2.            Lambert, N.C., Nonendocrine mechanisms of sex bias in rheumatic diseases. Nat Rev Rheumatol, 2019. 15(11): p. 673-686.

3.            Nelson, J.L. and N.C. Lambert, The when, what, and where of naturally-acquired microchimerism. Semin Immunopathol, 2025. 47(1): p. 20.

4.            Yan, Z., et al., Acquisition of the rheumatoid arthritis HLA shared epitope through microchimerism. Arthritis Rheum, 2011. 63(3): p. 640-4.

5.            Stevens, A.M., et al., Maternal and sibling microchimerism in twins and triplets discordant for neonatal lupus syndrome-congenital heart block. Rheumatology, 2005. 44(2): p. 187-191.

6.            Rak, J.M., et al., Transfer of the shared epitope through microchimerism in women with rheumatoid arthritis. Arthritis Rheum, 2009. 60(1): p. 73-80.

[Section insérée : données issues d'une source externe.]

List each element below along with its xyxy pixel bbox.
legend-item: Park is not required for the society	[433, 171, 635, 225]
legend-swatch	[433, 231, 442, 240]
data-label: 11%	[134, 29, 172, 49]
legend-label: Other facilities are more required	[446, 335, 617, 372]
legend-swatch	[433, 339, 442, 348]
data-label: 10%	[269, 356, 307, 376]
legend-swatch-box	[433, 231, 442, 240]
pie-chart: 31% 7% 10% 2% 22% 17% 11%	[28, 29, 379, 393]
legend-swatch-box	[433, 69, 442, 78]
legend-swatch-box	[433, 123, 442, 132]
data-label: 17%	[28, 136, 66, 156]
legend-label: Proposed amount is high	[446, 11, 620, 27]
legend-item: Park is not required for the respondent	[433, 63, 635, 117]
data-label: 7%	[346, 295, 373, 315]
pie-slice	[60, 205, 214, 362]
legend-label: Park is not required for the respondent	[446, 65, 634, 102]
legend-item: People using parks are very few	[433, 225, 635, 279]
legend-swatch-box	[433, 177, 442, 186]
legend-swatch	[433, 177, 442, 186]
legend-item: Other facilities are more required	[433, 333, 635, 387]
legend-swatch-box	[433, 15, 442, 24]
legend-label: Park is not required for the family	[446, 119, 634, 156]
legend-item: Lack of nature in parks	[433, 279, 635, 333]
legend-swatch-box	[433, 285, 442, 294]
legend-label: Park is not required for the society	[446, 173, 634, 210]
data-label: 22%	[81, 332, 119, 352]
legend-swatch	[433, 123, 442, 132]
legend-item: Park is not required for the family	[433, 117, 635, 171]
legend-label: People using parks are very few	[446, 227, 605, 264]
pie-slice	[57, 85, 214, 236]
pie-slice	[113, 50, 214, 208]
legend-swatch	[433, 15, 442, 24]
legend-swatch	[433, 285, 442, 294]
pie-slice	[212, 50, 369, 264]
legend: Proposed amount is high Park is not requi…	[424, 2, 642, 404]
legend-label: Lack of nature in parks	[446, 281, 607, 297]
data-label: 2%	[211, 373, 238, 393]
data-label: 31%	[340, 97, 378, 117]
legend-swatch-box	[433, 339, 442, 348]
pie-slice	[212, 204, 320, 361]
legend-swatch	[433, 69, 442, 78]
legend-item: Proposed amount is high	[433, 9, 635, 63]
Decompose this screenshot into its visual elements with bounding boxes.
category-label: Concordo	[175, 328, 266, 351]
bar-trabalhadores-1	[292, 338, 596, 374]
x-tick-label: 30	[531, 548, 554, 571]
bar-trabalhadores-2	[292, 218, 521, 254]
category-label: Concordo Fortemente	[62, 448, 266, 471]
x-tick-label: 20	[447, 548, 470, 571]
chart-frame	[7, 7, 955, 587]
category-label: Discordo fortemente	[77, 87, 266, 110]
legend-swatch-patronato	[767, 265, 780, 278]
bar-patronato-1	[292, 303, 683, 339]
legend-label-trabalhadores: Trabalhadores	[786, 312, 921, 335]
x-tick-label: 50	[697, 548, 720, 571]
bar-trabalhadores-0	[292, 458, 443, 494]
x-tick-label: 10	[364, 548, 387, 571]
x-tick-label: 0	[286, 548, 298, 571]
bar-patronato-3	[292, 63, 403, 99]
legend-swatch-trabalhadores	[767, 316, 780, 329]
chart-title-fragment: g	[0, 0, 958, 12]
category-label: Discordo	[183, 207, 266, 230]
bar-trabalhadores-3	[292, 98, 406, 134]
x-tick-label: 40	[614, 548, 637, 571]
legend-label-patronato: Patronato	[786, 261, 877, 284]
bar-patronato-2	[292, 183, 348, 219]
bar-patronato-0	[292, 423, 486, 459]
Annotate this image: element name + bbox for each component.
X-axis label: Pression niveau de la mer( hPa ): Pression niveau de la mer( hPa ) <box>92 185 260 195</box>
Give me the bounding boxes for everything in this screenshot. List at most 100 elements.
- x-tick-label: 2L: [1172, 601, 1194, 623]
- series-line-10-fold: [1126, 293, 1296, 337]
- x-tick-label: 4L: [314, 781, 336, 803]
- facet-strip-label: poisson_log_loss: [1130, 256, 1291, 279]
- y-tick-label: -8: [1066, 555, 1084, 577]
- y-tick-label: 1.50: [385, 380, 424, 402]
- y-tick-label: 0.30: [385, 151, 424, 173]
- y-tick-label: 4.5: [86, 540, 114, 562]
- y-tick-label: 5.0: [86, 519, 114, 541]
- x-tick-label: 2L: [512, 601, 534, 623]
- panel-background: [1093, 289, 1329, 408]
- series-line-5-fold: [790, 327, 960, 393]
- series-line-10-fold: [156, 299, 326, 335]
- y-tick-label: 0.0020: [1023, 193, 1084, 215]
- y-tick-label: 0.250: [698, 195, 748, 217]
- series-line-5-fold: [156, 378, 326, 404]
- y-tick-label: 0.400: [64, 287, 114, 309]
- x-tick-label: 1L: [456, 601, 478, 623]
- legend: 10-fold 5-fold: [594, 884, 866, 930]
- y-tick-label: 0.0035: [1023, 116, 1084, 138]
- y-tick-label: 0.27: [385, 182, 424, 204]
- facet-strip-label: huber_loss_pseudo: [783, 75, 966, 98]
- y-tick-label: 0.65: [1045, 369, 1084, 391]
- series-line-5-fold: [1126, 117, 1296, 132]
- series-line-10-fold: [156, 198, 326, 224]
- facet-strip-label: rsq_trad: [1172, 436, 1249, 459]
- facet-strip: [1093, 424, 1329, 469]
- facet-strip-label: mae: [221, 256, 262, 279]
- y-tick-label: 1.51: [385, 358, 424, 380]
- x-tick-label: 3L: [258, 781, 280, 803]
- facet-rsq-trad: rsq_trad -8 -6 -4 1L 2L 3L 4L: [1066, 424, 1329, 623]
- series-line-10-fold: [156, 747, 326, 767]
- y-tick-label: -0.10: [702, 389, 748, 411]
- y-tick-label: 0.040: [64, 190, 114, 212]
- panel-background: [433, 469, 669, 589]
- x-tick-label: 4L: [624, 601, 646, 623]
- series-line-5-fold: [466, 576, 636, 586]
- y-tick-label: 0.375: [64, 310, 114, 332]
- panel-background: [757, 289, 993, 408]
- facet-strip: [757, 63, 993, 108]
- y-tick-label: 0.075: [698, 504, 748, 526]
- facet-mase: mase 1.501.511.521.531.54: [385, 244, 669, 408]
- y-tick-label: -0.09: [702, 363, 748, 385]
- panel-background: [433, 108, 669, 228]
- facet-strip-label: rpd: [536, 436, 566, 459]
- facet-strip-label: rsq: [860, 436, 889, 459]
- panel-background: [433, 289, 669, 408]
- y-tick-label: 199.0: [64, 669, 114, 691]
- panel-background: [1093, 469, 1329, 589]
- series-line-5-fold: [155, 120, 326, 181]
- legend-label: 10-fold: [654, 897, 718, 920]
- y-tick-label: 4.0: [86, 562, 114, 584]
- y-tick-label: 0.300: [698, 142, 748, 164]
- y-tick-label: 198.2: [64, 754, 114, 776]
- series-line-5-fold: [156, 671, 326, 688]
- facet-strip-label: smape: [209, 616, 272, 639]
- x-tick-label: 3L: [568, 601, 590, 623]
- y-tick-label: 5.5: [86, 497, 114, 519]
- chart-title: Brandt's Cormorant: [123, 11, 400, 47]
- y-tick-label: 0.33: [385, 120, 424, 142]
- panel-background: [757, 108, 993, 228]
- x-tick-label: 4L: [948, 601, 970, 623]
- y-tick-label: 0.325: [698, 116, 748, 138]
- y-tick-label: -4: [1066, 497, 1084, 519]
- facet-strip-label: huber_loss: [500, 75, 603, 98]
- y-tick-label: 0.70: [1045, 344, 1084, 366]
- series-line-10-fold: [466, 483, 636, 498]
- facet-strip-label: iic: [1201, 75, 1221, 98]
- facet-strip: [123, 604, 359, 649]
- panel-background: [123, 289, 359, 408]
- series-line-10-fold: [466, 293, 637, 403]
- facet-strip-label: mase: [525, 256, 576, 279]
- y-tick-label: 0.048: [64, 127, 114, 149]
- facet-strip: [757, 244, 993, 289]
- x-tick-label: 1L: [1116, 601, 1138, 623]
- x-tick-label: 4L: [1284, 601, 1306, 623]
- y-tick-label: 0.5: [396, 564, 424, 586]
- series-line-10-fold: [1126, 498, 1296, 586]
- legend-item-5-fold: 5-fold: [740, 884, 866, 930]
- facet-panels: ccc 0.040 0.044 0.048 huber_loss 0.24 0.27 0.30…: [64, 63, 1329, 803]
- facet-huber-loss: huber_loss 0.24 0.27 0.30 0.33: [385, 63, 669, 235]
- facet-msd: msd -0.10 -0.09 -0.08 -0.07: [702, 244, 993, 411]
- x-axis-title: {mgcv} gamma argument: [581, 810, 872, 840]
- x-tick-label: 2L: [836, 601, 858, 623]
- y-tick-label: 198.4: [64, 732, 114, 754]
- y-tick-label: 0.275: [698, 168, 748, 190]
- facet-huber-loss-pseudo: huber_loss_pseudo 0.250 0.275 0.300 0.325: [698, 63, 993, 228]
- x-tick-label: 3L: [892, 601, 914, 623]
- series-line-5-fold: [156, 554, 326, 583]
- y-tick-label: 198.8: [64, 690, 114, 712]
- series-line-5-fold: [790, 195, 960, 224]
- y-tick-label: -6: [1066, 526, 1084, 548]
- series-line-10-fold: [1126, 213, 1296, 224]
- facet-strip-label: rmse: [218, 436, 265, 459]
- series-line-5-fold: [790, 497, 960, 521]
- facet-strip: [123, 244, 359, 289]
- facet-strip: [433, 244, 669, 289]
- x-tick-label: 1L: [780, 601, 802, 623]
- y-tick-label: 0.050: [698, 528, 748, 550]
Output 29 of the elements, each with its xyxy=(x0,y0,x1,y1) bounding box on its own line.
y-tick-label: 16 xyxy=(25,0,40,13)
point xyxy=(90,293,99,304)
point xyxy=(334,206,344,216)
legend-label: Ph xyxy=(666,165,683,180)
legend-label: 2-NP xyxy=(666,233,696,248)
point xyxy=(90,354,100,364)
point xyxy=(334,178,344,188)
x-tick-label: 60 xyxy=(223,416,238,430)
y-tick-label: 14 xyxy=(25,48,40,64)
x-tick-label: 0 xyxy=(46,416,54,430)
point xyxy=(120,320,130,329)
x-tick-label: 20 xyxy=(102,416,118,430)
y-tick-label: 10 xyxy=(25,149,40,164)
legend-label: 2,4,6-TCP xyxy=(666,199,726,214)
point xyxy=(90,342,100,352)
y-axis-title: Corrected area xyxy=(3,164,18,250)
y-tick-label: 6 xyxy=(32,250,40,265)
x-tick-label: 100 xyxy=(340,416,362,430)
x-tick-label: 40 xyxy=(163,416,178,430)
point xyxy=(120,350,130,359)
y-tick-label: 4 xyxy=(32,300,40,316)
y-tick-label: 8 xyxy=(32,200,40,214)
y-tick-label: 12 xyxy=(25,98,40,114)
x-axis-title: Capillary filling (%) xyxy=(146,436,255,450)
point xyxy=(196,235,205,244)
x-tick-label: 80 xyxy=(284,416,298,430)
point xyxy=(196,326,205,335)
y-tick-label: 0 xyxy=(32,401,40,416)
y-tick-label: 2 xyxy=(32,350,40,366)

7.            Lambert, N.C., et al., Quantification of maternal microchimerism by HLA-specific real-time polymerase chain reaction - Studies of healthy women and women with scleroderma. Arthritis and Rheumatism, 2004. 50(3): p. 906-914.

8.            Karlmark, K.R., et al., Grandmaternal cells in cord blood. EBioMedicine, 2021. 74: p. 103721.

9.            Kanaan, S.B., et al., Cord blood maternal microchimerism following unrelated cord blood transplantation. Bone Marrow Transplant, 2021. 56(5): p. 1090-1098.

10.          Haddad, M.E., et al., Factors Predicting the Presence of Maternal Cells in Cord Blood and Associated Changes in Immune Cell Composition. Front Immunol, 2021. 12: p. 651399.

11.          Nelson, J.L., et al., Maternal microchimerism in peripheral blood in type 1 diabetes and pancreatic islet beta cell microchimerism. Proc Natl Acad Sci U S A, 2007. 104(5): p. 1637-42.